Monet was not shy about his fascination with the country and its art. In 1876, five years after that encounter in the food shop, he painted La Japonaise, depicting his first wife Camille in a kimono against a background decorated with uchiwa (Japanese paper fans). At Giverny, where he moved in 1883 at age 42, he built a Japanese bridge over a Japanese pond in a Japanese garden, and he spent the rest of his life painting that private paradise — and especially its water lilies. But like the tale of the food shop, the reality of how Japan influenced Monet is elusive, subtle and obscured by embellishment.Monet worked in the Netherlands not just in 1871, but again in 1874 and 1886, and biographers offer wildly varying accounts of that first, life-altering Japanese print he bought: it was in Amsterdam, or Delft or Zaandam; at a food shop or a porcelain store; it was being used as wrapping paper or hanging on a wall. Monet himself recalled: “My true discovery of Japan, the purchase of my first prints, dates from 1856. I was 16. I spotted them at Le Havre, in a shop that dealt in curiosities brought back by foreign travelers.” But even here the timing is suspect, improbably soon after Japan’s opening to the West.

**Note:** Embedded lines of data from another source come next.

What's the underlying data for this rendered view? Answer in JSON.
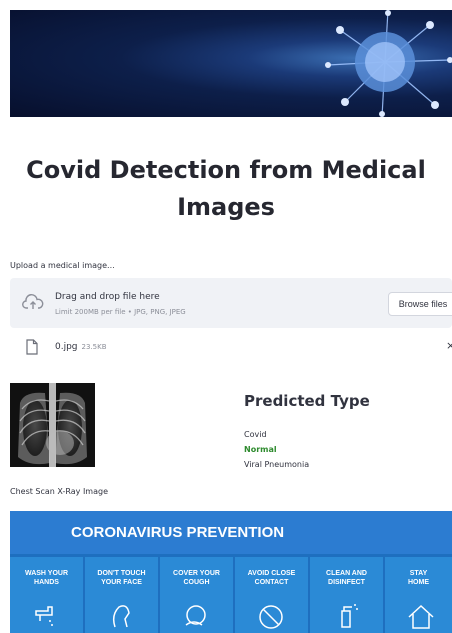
{
  "title": "Covid Detection from Medical Images",
  "uploader": {
    "label": "Upload a medical image...",
    "drop_text": "Drag and drop file here",
    "limit_text": "Limit 200MB per file • JPG, PNG, JPEG",
    "browse_label": "Browse files"
  },
  "file": {
    "name": "0.jpg",
    "size": "23.5KB",
    "close": "×"
  },
  "prediction": {
    "heading": "Predicted Type",
    "types": [
      "Covid",
      "Normal",
      "Viral Pneumonia"
    ],
    "selected_index": 1
  },
  "image_caption": "Chest Scan X-Ray Image",
  "poster": {
    "heading": "CORONAVIRUS PREVENTION",
    "tiles": [
      {
        "line1": "WASH YOUR",
        "line2": "HANDS",
        "icon": "faucet-icon"
      },
      {
        "line1": "DON'T TOUCH",
        "line2": "YOUR FACE",
        "icon": "face-icon"
      },
      {
        "line1": "COVER YOUR",
        "line2": "COUGH",
        "icon": "cough-icon"
      },
      {
        "line1": "AVOID CLOSE",
        "line2": "CONTACT",
        "icon": "no-contact-icon"
      },
      {
        "line1": "CLEAN AND",
        "line2": "DISINFECT",
        "icon": "spray-icon"
      },
      {
        "line1": "STAY",
        "line2": "HOME",
        "icon": "home-icon"
      }
    ]
  },
  "colors": {
    "accent_green": "#2e8b2e",
    "poster_blue": "#1e6fbf",
    "dropzone_bg": "#f0f2f6"
  }
}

More rewarding is to speculate about how art opened Monet to Japan. Printmaking is a more cumbersome and less forgiving process than painting, so Japanese artists developed a remarkable economy of expression. Utamaro, for instance, could with a mere line or two describe the course of a river or the fullness of a women’s breast. Thus could Monet — in Impression, Sunrise (1873), the painting that gave Impressionism its name — conjure up a boat with a mere squiggle of the brush.

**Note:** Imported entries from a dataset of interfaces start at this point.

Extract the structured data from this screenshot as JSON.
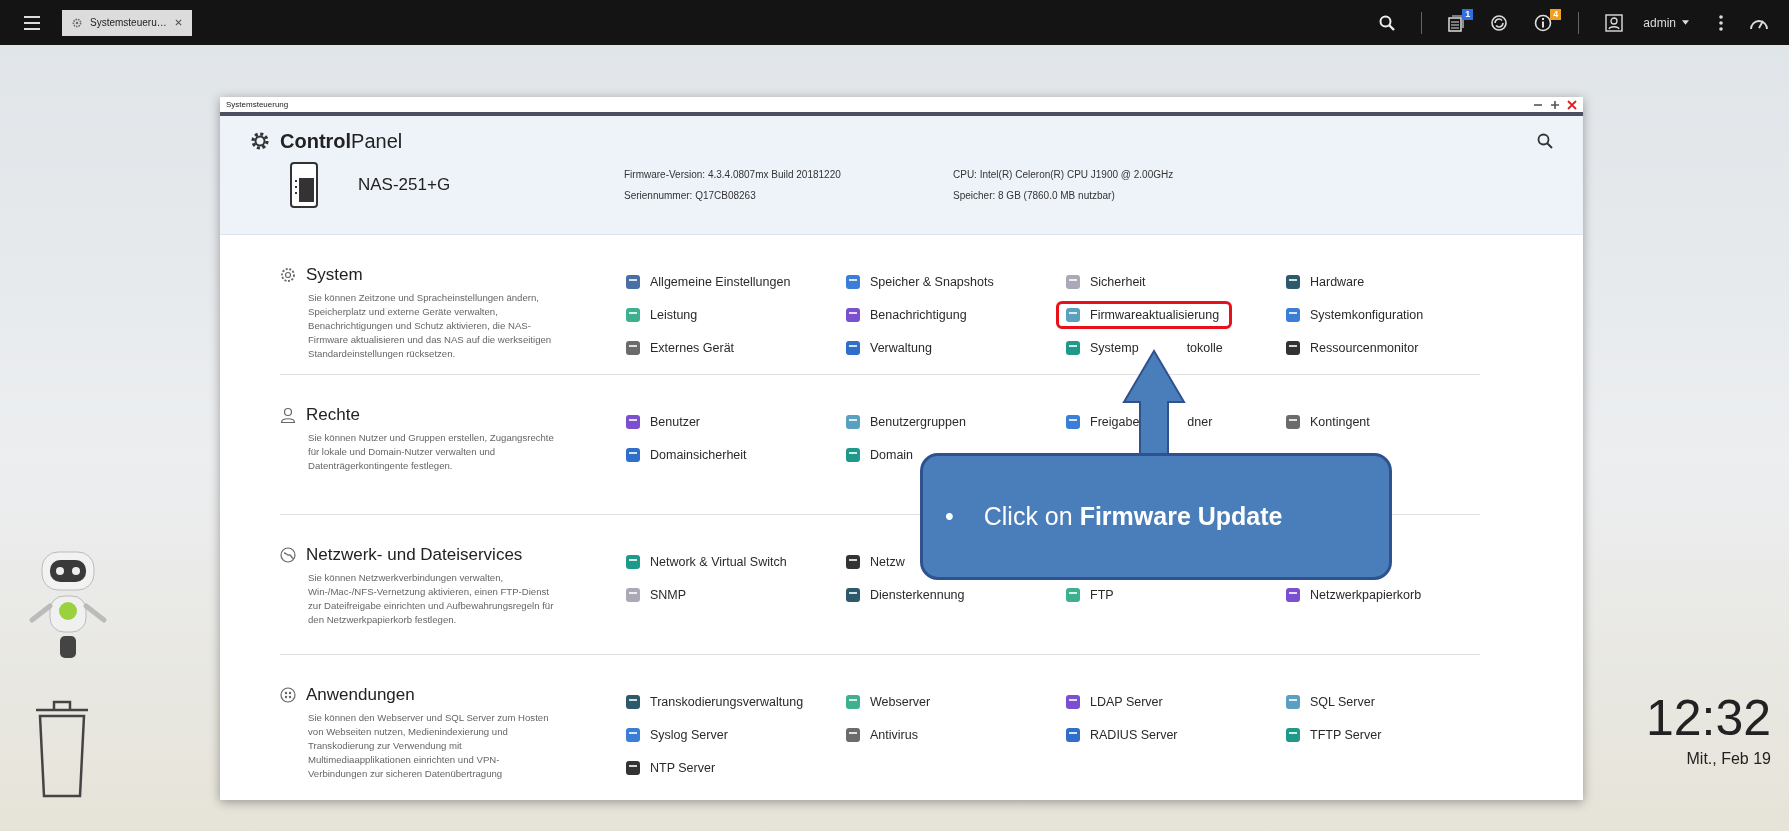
{
  "top_bar": {
    "tab": {
      "label": "Systemsteueru…",
      "selected": true
    },
    "notification_badge": "1",
    "info_badge": "4",
    "user": "admin"
  },
  "window": {
    "title": "Systemsteuerung",
    "app_title": "**Control**Panel"
  },
  "device": {
    "name": "NAS-251+G",
    "info": [
      "Firmware-Version:  4.3.4.0807mx Build 20181220",
      "CPU:  Intel(R) Celeron(R) CPU J1900 @ 2.00GHz",
      "Seriennummer:  Q17CB08263",
      "Speicher:  8 GB (7860.0 MB nutzbar)"
    ]
  },
  "sections": [
    {
      "kind": "system",
      "title": "System",
      "description": "Sie können Zeitzone und Spracheinstellungen ändern, Speicherplatz und externe Geräte verwalten, Benachrichtigungen und Schutz aktivieren, die NAS-Firmware aktualisieren und das NAS auf die werkseitigen Standardeinstellungen rücksetzen.",
      "rows": [
        [
          {
            "label": "Allgemeine Einstellungen",
            "highlighted": false
          },
          {
            "label": "Speicher & Snapshots",
            "highlighted": false
          },
          {
            "label": "Sicherheit",
            "highlighted": false
          },
          {
            "label": "Hardware",
            "highlighted": false
          }
        ],
        [
          {
            "label": "Leistung",
            "highlighted": false
          },
          {
            "label": "Benachrichtigung",
            "highlighted": false
          },
          {
            "label": "Firmwareaktualisierung",
            "highlighted": true
          },
          {
            "label": "Systemkonfiguration",
            "highlighted": false
          }
        ],
        [
          {
            "label": "Externes Gerät",
            "highlighted": false
          },
          {
            "label": "Verwaltung",
            "highlighted": false
          },
          {
            "label": "Systemp",
            "label_after": "tokolle",
            "highlighted": false
          },
          {
            "label": "Ressourcenmonitor",
            "highlighted": false
          }
        ]
      ]
    },
    {
      "kind": "users",
      "title": "Rechte",
      "description": "Sie können Nutzer und Gruppen erstellen, Zugangsrechte für lokale und Domain-Nutzer verwalten und Datenträgerkontingente festlegen.",
      "rows": [
        [
          {
            "label": "Benutzer",
            "highlighted": false
          },
          {
            "label": "Benutzergruppen",
            "highlighted": false
          },
          {
            "label": "Freigabe",
            "label_after": "dner",
            "highlighted": false
          },
          {
            "label": "Kontingent",
            "highlighted": false
          }
        ],
        [
          {
            "label": "Domainsicherheit",
            "highlighted": false
          },
          {
            "label": "Domain",
            "highlighted": false
          }
        ]
      ]
    },
    {
      "kind": "network",
      "title": "Netzwerk- und Dateiservices",
      "description": "Sie können Netzwerkverbindungen verwalten, Win-/Mac-/NFS-Vernetzung aktivieren, einen FTP-Dienst zur Dateifreigabe einrichten und Aufbewahrungsregeln für den Netzwerkpapierkorb festlegen.",
      "rows": [
        [
          {
            "label": "Network & Virtual Switch",
            "highlighted": false
          },
          {
            "label": "Netzw",
            "highlighted": false
          }
        ],
        [
          {
            "label": "SNMP",
            "highlighted": false
          },
          {
            "label": "Diensterkennung",
            "highlighted": false
          },
          {
            "label": "FTP",
            "highlighted": false
          },
          {
            "label": "Netzwerkpapierkorb",
            "highlighted": false
          }
        ]
      ]
    },
    {
      "kind": "apps",
      "title": "Anwendungen",
      "description": "Sie können den Webserver und SQL Server zum Hosten von Webseiten nutzen, Medienindexierung und Transkodierung zur Verwendung mit Multimediaapplikationen einrichten und VPN-Verbindungen zur sicheren Datenübertragung",
      "rows": [
        [
          {
            "label": "Transkodierungsverwaltung",
            "highlighted": false
          },
          {
            "label": "Webserver",
            "highlighted": false
          },
          {
            "label": "LDAP Server",
            "highlighted": false
          },
          {
            "label": "SQL Server",
            "highlighted": false
          }
        ],
        [
          {
            "label": "Syslog Server",
            "highlighted": false
          },
          {
            "label": "Antivirus",
            "highlighted": false
          },
          {
            "label": "RADIUS Server",
            "highlighted": false
          },
          {
            "label": "TFTP Server",
            "highlighted": false
          }
        ],
        [
          {
            "label": "NTP Server",
            "highlighted": false
          }
        ]
      ]
    }
  ],
  "callout": {
    "bullet": "•",
    "text": "Click on **Firmware Update**"
  },
  "clock": {
    "time": "12:32",
    "date": "Mit., Feb 19"
  }
}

Monet also shared his Japanese predecessors’ fascination with nature and informal scenes of everyday life: compare Monet’s two girls at the beach in Les Cousines (1870), downstairs at the Marmottan, to Utagawa Toyokuni’s Three Women on a Boat Lamparo Fishing (before 1825), upstairs. Monet’s snowscapes, like those he did of Argenteuil, are indirect descendants of the snowy fields and mountains of Hiroshige and Hokusai. The unconventional, asymmetric “snapshot” composition favored by ukiyo-e artists became a hallmark of Impressionism: a good example is the Marmottan’s La Barque (1887), in which Monet places the barque, or boat, at the edge of a mostly empty canvas. Hokusai’s powerful (and famous) The Great Wave Off the Coast at Kanagawa (ca. 1831-33) is an aqueous cousin of the waves Monet splashed against the rocky coasts of Normandy and Brittany. And while Monet captured the changing light on the façade of Rouen’s cathedral in more than 30 paintings, Hokusai rendered Mount Fuji at least 36 times, at all hours and in every season.
Perhaps the greatest gift Japan gave Monet, and Impressionism, was an incandescent obsession with getting the play of light and shadow, the balance of colors and the curve of a line, just right — not the way it is in reality, but the way it looks in the artist’s imagination. “I have slowly learned about the pattern of the grass, the trees, the structure of birds and other animals like insects and fish, so that when I am 80, I hope to be better,” Hokusai wrote 16 years before his death at age 89. “At 90, I hope to have caught the very essence of things, so that at 100 I will have reached heavenly mysteries. At 110, every point and line will be living.” Monet spent the last decades of his life painting his water lilies, and then painting them again, until he lost his sight in quest of an elusive, transcendent perfection that might best be called Japanese.